The N catches a three-show wave with MarVista and BME
L.A.’s MarVista and That’s So Raven producer Brookwell McNamara Entertainment haved landed a deal to develop and produce three new live-action shows for tween/teen network The N. The three-series deal has already spawned Boarding School, a 22 x half-hour teen drama about five girls trying to go pro in the male-dominated sport of surfing. Production is slated to begin in spring 2005 for a fall ’05 launch.
Michael Jacobs, president of production and distribution at MarVista, says the other two series will likely be live-action comedies. Although he wasn’t able to go into specific details, Jacobs hints that MarVista and BME are brainstorming a single-camera comedy and a stage-based sitcom. Sarah Tomassi Lindman, The N’s VP of production and programming, adds that these two shows will likely debut in Q2 2006 and Q1 2007 if they’re greenlit.
This is the first presale for MarVista and BME, which forged their co-production and distribution partnership in March 2004.
CBBC and Cloud 9 suit up on Britt Allcroft’s scuba show
Hot on the heels of Australia’s Cloud 9 coming on-board as a co-producer, Britt Allcroft’s Scoobs has found its first on-air home. CBBC will make a splash with the live-action series in fall 2006, subject to cast and location approval. The ocean adventure show for six- to 11-year-olds centers around a group of deepsea-diving kid sleuths. Scoobs will head into production in January 2005 in Australasia, and worldwide distribution will be split between Britt Allcroft Productions and Cloud 9′s distribution arm, Cumulus.
Marvel taps Antefilms for Fantastic Four tube foray
With the big screen and retail shelves covered, Marvel Enterprises is now gearing up to take its Fantastic Four franchise to the small screen with a little help from France’s Antefilms.

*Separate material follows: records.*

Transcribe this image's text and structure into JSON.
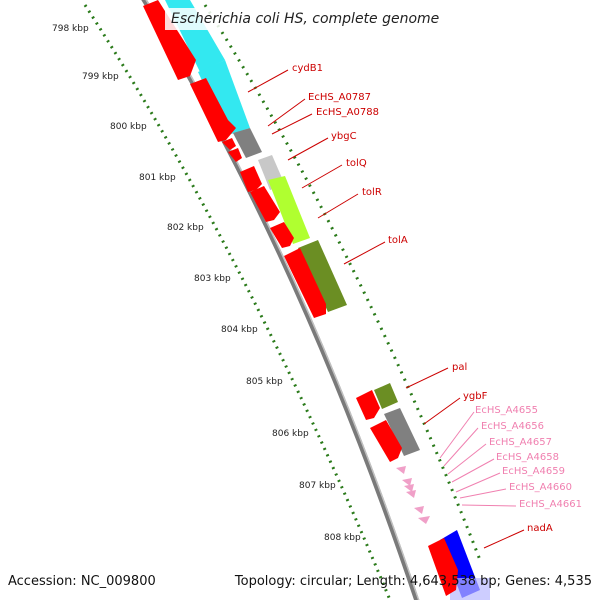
{
  "title": "Escherichia coli HS, complete genome",
  "footer": {
    "accession": "Accession: NC_009800",
    "summary": "Topology: circular; Length: 4,643,538 bp; Genes: 4,535"
  },
  "kbp_labels": [
    "798 kbp",
    "799 kbp",
    "800 kbp",
    "801 kbp",
    "802 kbp",
    "803 kbp",
    "804 kbp",
    "805 kbp",
    "806 kbp",
    "807 kbp",
    "808 kbp"
  ],
  "gene_labels": {
    "cydB1": "cydB1",
    "ecHS_A0787": "EcHS_A0787",
    "ecHS_A0788": "EcHS_A0788",
    "ybgC": "ybgC",
    "tolQ": "tolQ",
    "tolR": "tolR",
    "tolA": "tolA",
    "pal": "pal",
    "ygbF": "ygbF",
    "ecHS_A4655": "EcHS_A4655",
    "ecHS_A4656": "EcHS_A4656",
    "ecHS_A4657": "EcHS_A4657",
    "ecHS_A4658": "EcHS_A4658",
    "ecHS_A4659": "EcHS_A4659",
    "ecHS_A4660": "EcHS_A4660",
    "ecHS_A4661": "EcHS_A4661",
    "nadA": "nadA"
  },
  "colors": {
    "gene": "#ff0000",
    "label_red": "#cc0000",
    "label_pink": "#f080b0",
    "cyan": "#33e8f0",
    "grey": "#808080",
    "light_grey": "#c8c8c8",
    "lime": "#b0ff30",
    "olive": "#6b8e23",
    "blue": "#0000ff",
    "tick": "#2a7a1a"
  }
}
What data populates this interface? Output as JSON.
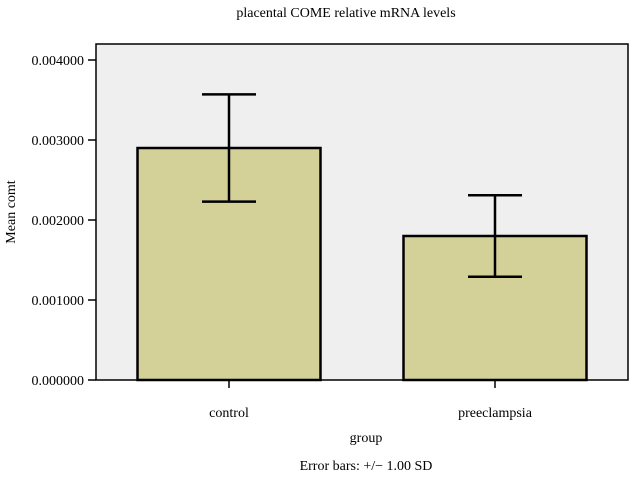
{
  "chart_data": {
    "type": "bar",
    "title": "placental COME relative mRNA levels",
    "xlabel": "group",
    "ylabel": "Mean comt",
    "footnote": "Error bars: +/− 1.00 SD",
    "categories": [
      "control",
      "preeclampsia"
    ],
    "values": [
      0.0029,
      0.0018
    ],
    "error_sd": [
      0.00067,
      0.00051
    ],
    "ylim": [
      0,
      0.004
    ],
    "yticks": [
      0.0,
      0.001,
      0.002,
      0.003,
      0.004
    ],
    "ytick_labels": [
      "0.000000",
      "0.001000",
      "0.002000",
      "0.003000",
      "0.004000"
    ],
    "grid": false,
    "colors": {
      "bar_fill": "#d3d098",
      "plot_background": "#efefef",
      "stroke": "#000000"
    }
  }
}
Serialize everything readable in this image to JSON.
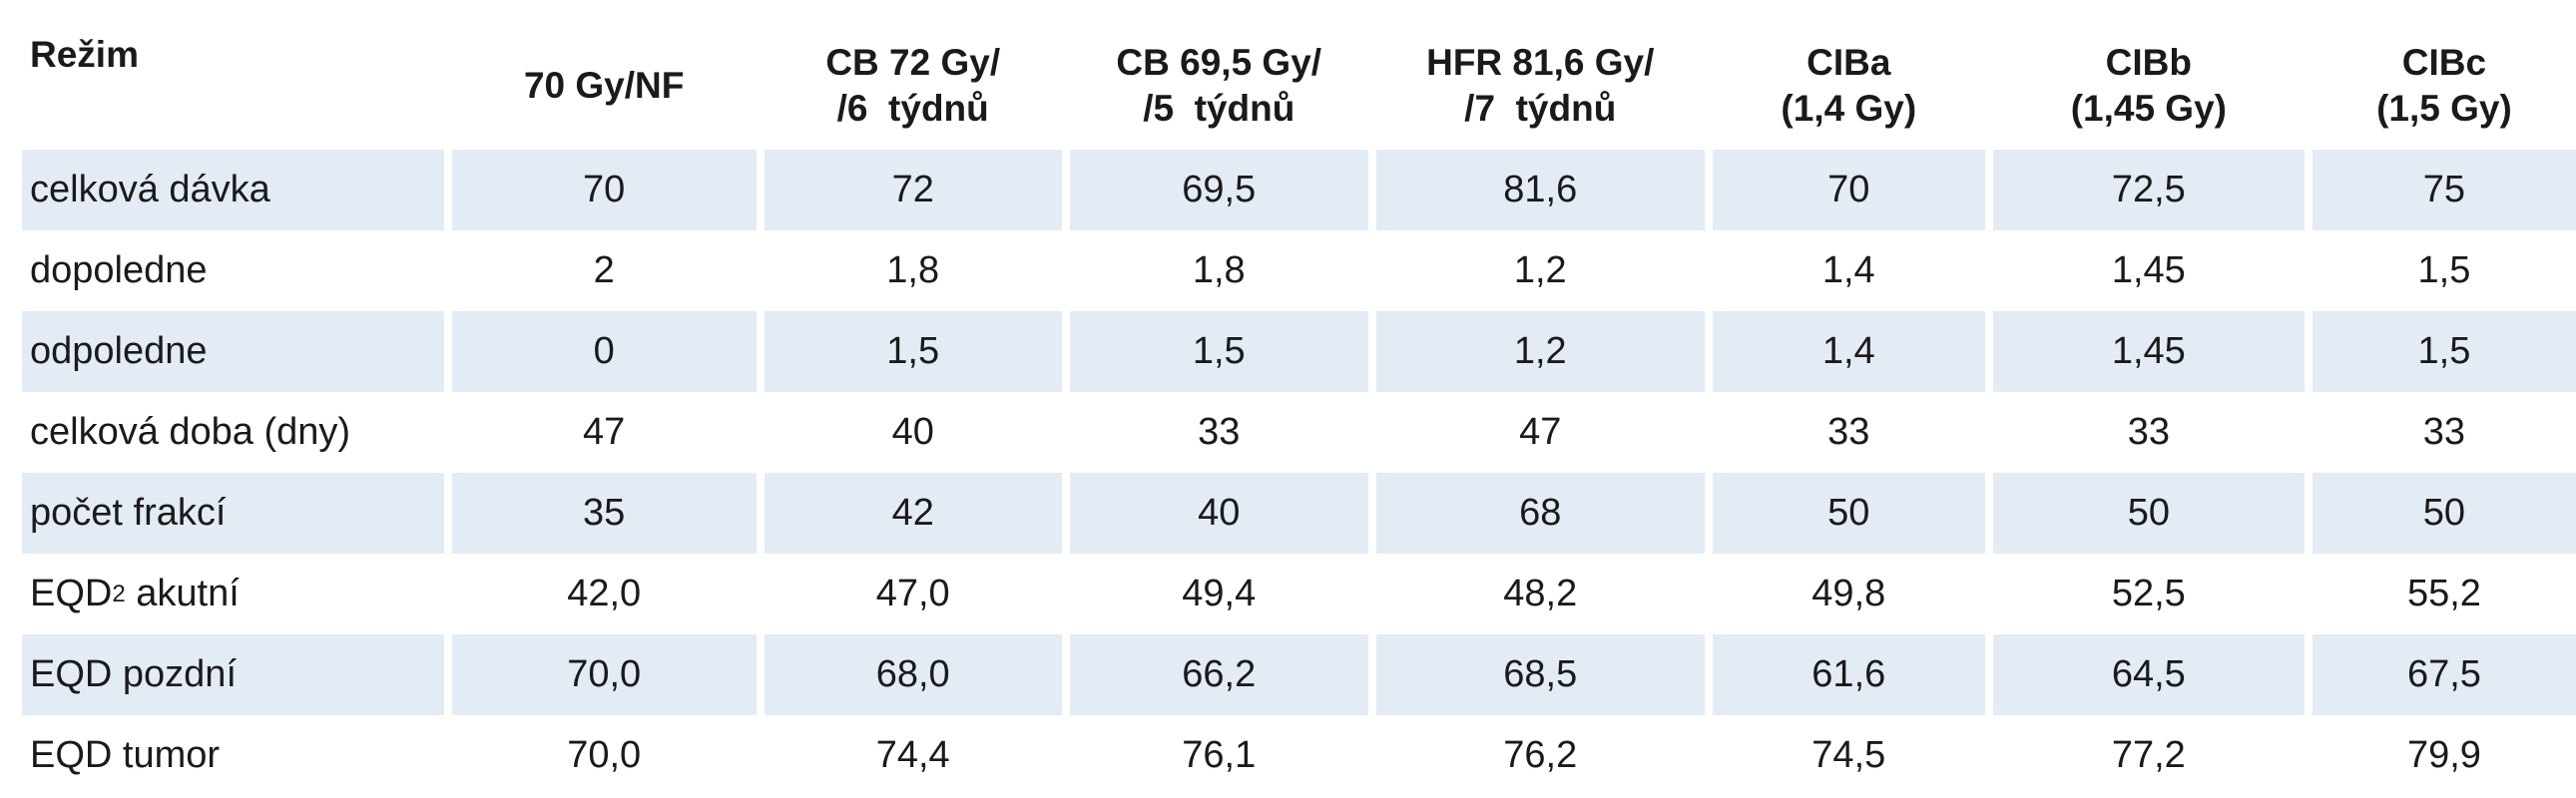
{
  "header": {
    "regime": "Režim",
    "col1": [
      "70 Gy/NF"
    ],
    "col2": [
      "CB 72 Gy/",
      "/6  týdnů"
    ],
    "col3": [
      "CB 69,5 Gy/",
      "/5  týdnů"
    ],
    "col4": [
      "HFR 81,6 Gy/",
      "/7  týdnů"
    ],
    "col5": [
      "CIBa",
      "(1,4 Gy)"
    ],
    "col6": [
      "CIBb",
      "(1,45 Gy)"
    ],
    "col7": [
      "CIBc",
      "(1,5 Gy)"
    ]
  },
  "rows": [
    {
      "label": "celková dávka",
      "values": [
        "70",
        "72",
        "69,5",
        "81,6",
        "70",
        "72,5",
        "75"
      ]
    },
    {
      "label": "dopoledne",
      "values": [
        "2",
        "1,8",
        "1,8",
        "1,2",
        "1,4",
        "1,45",
        "1,5"
      ]
    },
    {
      "label": "odpoledne",
      "values": [
        "0",
        "1,5",
        "1,5",
        "1,2",
        "1,4",
        "1,45",
        "1,5"
      ]
    },
    {
      "label": "celková doba (dny)",
      "values": [
        "47",
        "40",
        "33",
        "47",
        "33",
        "33",
        "33"
      ]
    },
    {
      "label": "počet frakcí",
      "values": [
        "35",
        "42",
        "40",
        "68",
        "50",
        "50",
        "50"
      ]
    },
    {
      "label_main": "EQD",
      "label_sub": "2",
      "label_rest": " akutní",
      "values": [
        "42,0",
        "47,0",
        "49,4",
        "48,2",
        "49,8",
        "52,5",
        "55,2"
      ]
    },
    {
      "label": "EQD pozdní",
      "values": [
        "70,0",
        "68,0",
        "66,2",
        "68,5",
        "61,6",
        "64,5",
        "67,5"
      ]
    },
    {
      "label": "EQD tumor",
      "values": [
        "70,0",
        "74,4",
        "76,1",
        "76,2",
        "74,5",
        "77,2",
        "79,9"
      ]
    }
  ]
}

The animation house behind Code Lyoko and Funky Cops has agreed to fund, produce and develop a 2-D/3-D show based on the superhero quartet. Set to debut in fall 2006, the 26 x half-hour series will be distributed internationally by Antefilm’s sales unit, Moonscoop, while Marvel will manage TV and DVD rights in the U.S.
Anime heavyweights form U.S. triumvirate
Looking to pool their resources and expertise in an effort to build on a combined 70% share of the State-side anime video market, the three largest genre specialists in the U.S. have teamed up in a new joint production venture. Houston, Texas-based ADV Films (which also owns the Anime Network), Fort Worth’s FUNimation Productions (Dragonball Z’s creator) and Geneon Entertainment (owned by Tokyo-based advertising behemoth Dentsu) out of Long Beach, California will work together to develop, produce and market new anime series for kids and young adults that will play out as TV and home entertainment properties.